Flooding and lightning strikes in Yemen have killed eight civilians, an official and a doctor told AFP on Saturday, underscoring the threat of extreme weather in the war-ravaged country.
The lightning strikes occurred on Friday in the al-Layha and al-Zahra districts of Hodeidah governorate on the Red Sea coast, said Hamza Saied, a doctor at the hospital in al-Layha.
“Six women and a man were killed, and three others were injured,” he said.
The area is controlled by Houthis who seized the capital in 2014, prompting the Arab Coalition to intervene the following year and setting in motion a deadly conflict that has created what the United Nations describes as one of the world’s worst humanitarian crises.
Also on Friday, flooding killed one woman and destroyed dozens of homes in the nearby town of Hais, according to an official who spoke on condition of anonymity because he was not authorized to brief the media.
Hais is located in territory controlled by the internationally recognized government based in the southern city of Aden.

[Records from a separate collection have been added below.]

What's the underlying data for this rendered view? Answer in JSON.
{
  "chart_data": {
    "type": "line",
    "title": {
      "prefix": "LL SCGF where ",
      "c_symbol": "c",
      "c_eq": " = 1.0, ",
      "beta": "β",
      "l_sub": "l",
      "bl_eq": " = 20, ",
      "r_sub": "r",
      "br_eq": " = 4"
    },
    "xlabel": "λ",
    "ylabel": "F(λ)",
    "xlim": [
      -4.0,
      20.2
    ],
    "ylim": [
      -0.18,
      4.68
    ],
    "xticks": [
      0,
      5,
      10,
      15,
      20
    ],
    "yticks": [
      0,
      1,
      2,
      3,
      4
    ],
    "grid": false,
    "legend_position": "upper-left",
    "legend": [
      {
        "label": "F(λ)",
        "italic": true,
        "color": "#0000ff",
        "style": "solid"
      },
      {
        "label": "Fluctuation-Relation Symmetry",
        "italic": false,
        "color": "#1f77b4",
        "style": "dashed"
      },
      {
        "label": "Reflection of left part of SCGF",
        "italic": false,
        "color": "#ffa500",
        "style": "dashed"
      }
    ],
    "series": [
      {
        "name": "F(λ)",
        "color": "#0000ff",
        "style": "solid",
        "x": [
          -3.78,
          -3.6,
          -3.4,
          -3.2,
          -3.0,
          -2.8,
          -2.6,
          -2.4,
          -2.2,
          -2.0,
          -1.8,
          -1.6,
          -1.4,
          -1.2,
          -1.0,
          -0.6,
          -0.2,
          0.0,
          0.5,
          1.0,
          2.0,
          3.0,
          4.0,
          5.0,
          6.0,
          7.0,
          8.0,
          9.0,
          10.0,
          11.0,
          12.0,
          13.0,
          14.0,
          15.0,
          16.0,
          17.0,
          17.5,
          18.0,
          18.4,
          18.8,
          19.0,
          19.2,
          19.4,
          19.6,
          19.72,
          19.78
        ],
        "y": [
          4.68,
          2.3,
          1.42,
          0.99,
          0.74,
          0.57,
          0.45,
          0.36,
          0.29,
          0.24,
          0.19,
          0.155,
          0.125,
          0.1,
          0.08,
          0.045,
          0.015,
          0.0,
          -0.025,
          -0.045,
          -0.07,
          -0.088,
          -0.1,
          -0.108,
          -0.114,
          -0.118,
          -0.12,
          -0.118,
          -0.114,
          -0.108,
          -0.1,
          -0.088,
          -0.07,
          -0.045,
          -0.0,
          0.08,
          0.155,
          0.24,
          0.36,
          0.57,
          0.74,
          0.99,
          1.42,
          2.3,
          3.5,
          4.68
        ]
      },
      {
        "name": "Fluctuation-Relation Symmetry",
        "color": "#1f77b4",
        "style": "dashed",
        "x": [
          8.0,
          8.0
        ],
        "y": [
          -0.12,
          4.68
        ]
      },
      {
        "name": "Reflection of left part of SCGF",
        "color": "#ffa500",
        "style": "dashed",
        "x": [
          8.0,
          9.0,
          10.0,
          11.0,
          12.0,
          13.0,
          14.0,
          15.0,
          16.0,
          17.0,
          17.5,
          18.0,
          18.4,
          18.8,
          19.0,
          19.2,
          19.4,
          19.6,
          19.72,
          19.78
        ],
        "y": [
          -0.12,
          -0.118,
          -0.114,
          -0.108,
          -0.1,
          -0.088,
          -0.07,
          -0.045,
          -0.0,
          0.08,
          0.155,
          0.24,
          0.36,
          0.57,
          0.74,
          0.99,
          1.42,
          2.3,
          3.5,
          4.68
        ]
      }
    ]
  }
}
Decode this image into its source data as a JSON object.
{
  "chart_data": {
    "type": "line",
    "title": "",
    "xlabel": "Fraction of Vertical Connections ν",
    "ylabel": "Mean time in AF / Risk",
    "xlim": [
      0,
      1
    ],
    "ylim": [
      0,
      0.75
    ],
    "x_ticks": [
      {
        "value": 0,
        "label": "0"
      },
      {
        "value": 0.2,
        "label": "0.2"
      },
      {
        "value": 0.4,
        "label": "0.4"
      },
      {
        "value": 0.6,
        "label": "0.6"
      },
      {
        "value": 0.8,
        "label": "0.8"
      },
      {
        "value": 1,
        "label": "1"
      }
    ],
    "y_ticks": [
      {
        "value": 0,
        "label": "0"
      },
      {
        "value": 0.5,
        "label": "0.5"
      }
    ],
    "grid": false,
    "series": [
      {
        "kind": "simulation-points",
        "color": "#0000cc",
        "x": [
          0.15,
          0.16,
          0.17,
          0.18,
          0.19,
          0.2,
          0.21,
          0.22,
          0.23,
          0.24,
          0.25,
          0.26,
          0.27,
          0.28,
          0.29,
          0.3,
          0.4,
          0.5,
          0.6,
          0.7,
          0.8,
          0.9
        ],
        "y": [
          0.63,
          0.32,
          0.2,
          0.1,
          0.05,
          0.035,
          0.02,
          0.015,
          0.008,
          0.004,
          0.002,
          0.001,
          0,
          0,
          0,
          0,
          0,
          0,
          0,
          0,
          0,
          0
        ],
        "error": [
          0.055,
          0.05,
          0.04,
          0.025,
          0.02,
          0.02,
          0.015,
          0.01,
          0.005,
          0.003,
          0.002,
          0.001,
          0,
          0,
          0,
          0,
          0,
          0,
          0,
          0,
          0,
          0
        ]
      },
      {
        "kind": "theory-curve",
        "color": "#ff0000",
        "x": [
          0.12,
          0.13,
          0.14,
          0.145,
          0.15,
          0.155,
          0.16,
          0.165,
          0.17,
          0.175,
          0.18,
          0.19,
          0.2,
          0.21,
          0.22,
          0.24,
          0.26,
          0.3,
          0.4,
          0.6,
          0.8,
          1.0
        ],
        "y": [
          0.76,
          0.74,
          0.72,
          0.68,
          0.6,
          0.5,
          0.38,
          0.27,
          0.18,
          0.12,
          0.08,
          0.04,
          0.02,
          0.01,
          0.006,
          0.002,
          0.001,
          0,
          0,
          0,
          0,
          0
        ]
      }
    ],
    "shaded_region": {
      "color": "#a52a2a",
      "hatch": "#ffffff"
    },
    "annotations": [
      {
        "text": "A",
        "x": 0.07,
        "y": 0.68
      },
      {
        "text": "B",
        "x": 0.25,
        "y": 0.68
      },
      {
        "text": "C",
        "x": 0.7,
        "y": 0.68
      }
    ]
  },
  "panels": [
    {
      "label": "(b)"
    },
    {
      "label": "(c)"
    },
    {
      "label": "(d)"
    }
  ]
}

Extreme weather has displaced more than 200,000 people in Yemen so far this year, “many of whom had already been displaced multiple times,” the UN Population Fund reported earlier this week.
“Heavy rain is now forecast to affect nearly 2 million displaced people over the coming weeks, threatening lives and livelihoods across multiple communities,” it said.
The nearly decade-long war has left infrastructure in tatters across Yemen, the Arabian Peninsula’s poorest country.
A truce that took effect in April of last year has largely held despite officially expiring last October.
Hopes for a more durable ceasefire received a new boost on Thursday night when a Houthi delegation travelled to Riyadh for discussions.